Non era accaduto neppure nel settembre del 2022, quando scoppiò la rivolta per l'uccisione da parte della polizia morale della ventitreenne curda Mahsa Amini. Ciò avrebbe provocato un irrigidimento ai vertici iraniani con una concentrazione dei poteri nelle Guardie della Rivoluzione Islamica. I pasdaran sono duecentomila, armati e dotati anche di grande autonomia finanziaria e potere politico; su di loro si appoggia totalmente la Guida Suprema Khamenei, ritenendo inadeguata la fedeltà di esercito e polizia. Si può spiegare in questo modo la prudenza della seconda carica dello Stato, il presidente Massoud Pezeshkian, che in un incontro pubblico ha invitato a comprendere le ragioni dei manifestanti e a contenere la repressione. Anche per non suscitare l'ira del presidente americano Donald Trump (un paradosso, se si pensa a ciò che avviene negli Usa) che continua a minacciare l'Iran in caso di reiterate violenze sulla folla.

Khamenei e Pezeshkian restano faccia della stessa medaglia, che le opposizioni in patria e all'estero considerano l'espressione del poliziotto cattivo e del poliziotto "buono". Senza però escludere la possibilità di un conflitto tra i corpi separati dello Stato all'interno di un potere meno coeso rispetto al passato. E che proietta nel Paese pieghe e piaghe inimmaginabili fino a ieri in quello che appariva come un monolite, inossidabile e a prova di attacchi esterni, come nella guerra dei "dodici giorni" scatenata a giugno da Usa e Israele.

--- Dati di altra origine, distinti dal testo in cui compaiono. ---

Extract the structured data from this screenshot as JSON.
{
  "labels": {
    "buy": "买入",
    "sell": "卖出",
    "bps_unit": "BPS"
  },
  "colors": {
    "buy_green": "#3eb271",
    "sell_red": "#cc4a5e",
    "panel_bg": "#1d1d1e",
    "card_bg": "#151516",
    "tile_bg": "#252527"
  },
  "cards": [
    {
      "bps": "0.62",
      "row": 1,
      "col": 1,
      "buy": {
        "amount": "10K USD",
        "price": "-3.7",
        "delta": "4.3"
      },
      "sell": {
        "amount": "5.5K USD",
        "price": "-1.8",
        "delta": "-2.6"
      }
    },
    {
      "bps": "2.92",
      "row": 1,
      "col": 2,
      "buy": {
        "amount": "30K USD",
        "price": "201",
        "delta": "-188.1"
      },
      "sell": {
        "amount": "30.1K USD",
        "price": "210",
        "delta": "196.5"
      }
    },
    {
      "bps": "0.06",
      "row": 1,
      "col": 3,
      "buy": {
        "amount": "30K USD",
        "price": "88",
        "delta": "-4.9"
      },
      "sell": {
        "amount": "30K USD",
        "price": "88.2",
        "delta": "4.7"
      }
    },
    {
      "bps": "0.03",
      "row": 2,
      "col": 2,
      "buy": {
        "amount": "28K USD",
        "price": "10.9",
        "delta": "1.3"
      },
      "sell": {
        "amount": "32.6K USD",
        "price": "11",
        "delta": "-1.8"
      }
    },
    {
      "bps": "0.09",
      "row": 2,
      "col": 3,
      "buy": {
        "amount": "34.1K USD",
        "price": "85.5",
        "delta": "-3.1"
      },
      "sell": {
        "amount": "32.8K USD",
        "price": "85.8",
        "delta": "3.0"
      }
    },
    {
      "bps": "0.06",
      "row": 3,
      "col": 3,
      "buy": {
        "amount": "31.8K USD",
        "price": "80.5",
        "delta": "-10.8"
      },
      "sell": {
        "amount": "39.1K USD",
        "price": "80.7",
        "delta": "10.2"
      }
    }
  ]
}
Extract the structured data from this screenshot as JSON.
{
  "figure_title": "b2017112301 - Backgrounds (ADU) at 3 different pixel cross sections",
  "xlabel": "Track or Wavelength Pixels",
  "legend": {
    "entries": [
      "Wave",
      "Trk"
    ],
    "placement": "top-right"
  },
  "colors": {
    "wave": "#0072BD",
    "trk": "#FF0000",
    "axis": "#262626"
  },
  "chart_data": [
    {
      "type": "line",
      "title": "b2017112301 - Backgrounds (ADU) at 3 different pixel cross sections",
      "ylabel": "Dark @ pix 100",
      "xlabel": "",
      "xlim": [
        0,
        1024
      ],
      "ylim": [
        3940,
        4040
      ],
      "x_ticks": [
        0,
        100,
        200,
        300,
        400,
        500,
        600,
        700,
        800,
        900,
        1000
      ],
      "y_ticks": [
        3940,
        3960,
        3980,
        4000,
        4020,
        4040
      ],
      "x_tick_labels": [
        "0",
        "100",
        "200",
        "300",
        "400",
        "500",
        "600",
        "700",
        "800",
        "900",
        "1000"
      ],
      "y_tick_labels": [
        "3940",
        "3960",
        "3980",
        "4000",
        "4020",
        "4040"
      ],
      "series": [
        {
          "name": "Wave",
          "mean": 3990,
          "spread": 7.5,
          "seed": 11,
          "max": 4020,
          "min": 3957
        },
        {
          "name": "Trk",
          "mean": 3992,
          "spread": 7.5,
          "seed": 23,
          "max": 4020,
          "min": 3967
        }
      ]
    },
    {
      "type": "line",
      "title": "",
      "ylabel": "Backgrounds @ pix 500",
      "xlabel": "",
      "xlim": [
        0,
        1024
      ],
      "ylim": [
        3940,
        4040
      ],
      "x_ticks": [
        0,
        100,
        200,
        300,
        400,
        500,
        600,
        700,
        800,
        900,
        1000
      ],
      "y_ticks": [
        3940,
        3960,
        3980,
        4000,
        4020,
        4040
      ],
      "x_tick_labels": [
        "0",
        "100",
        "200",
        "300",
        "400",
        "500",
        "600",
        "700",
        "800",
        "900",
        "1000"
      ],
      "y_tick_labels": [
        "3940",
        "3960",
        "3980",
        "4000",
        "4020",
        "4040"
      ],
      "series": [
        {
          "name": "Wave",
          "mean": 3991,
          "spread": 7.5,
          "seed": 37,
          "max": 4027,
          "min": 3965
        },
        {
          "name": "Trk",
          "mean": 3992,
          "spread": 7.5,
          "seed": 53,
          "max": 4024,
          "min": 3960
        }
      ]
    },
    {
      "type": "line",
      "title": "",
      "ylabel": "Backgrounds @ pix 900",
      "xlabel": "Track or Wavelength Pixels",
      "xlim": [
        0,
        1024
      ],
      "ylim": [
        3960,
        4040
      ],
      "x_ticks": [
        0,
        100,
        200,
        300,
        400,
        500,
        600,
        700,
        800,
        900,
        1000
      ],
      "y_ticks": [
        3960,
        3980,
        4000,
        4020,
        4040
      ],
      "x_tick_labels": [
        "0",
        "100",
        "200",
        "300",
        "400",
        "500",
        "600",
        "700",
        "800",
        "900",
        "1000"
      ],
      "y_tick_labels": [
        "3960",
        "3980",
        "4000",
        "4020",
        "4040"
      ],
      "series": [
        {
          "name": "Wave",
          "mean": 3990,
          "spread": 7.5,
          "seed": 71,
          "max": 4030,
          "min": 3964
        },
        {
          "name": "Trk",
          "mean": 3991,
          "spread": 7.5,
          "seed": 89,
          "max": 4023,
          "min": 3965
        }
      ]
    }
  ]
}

All'opposto, qualcosa è accaduto, forse è la classica goccia che ha fatto traboccare il vaso, insieme con il precipitare della crisi economica da cui si è originata la protesta. Infatti, è da una recente indagine del luglio scorso che ha portato alla luce il rifiuto di quattro iraniani su cinque per la Repubblica islamica, che ha preso il potere nel 1979, all'indomani della cacciata dell'ultimo Scià, Reza Pahlavi. La fonte, riportata da Vatican News, è del think tank francese Fondapol che ha pubblicato una ricerca della fondazione Gamaan, un istituto di ricerca indipendente con sede nei Paesi Bassi che analizza le tendenze in Iran.


In questo scenario, comincia a farsi strada soprattutto in manifestazioni all'estero la figura di Reza Ciro Pahlavi, il figlio dell'ultimo Scià, sostenuto da potenti ambienti finanziari ed economici internazionali, che vedono con favore il ritorno della dinastia del Pavone per costruire un nuovo ordine in Medio Oriente. Un ritorno al passato con tutte le sue ombre. Si pensi soltanto alla famigerata Savak, la polizia segreta imperiale dello Scià, responsabile di orribili delitti. Ma un ritorno alla stagione dei privilegi di una monarchia osteggiata dal popolo che rischia di essere favorito dalla debolezza e dalla disunione delle opposizioni. Fenditure tra la Resistenza iraniana che potrebbero allargarsi e contribuire a portare in prima fila l'immagine di una dinastia come soluzione unitaria per mantenere l'idea di sovranità del Paese. Non a caso, Pahlavi ha invitato la popolazione la popolazione a scendere in piazza stasera, domenica 11 gennaio, a prepararsi a conquistare i centri città, come ha diffuso il canale televisivo Iran International, finanziata dall'Arabia Saudita. Il suo mantra è lo stesso da giorni: "Mi sto preparando a tornare in patria per stare con voi, la grande nazione dell'Iran, quando la nostra rivoluzione nazionale sarà vittoriosa. Credo che quel giorno sia molto vicino". Ma in Iran, anche se può apparire semplicistico, si teme di passare dalla padella alla brace.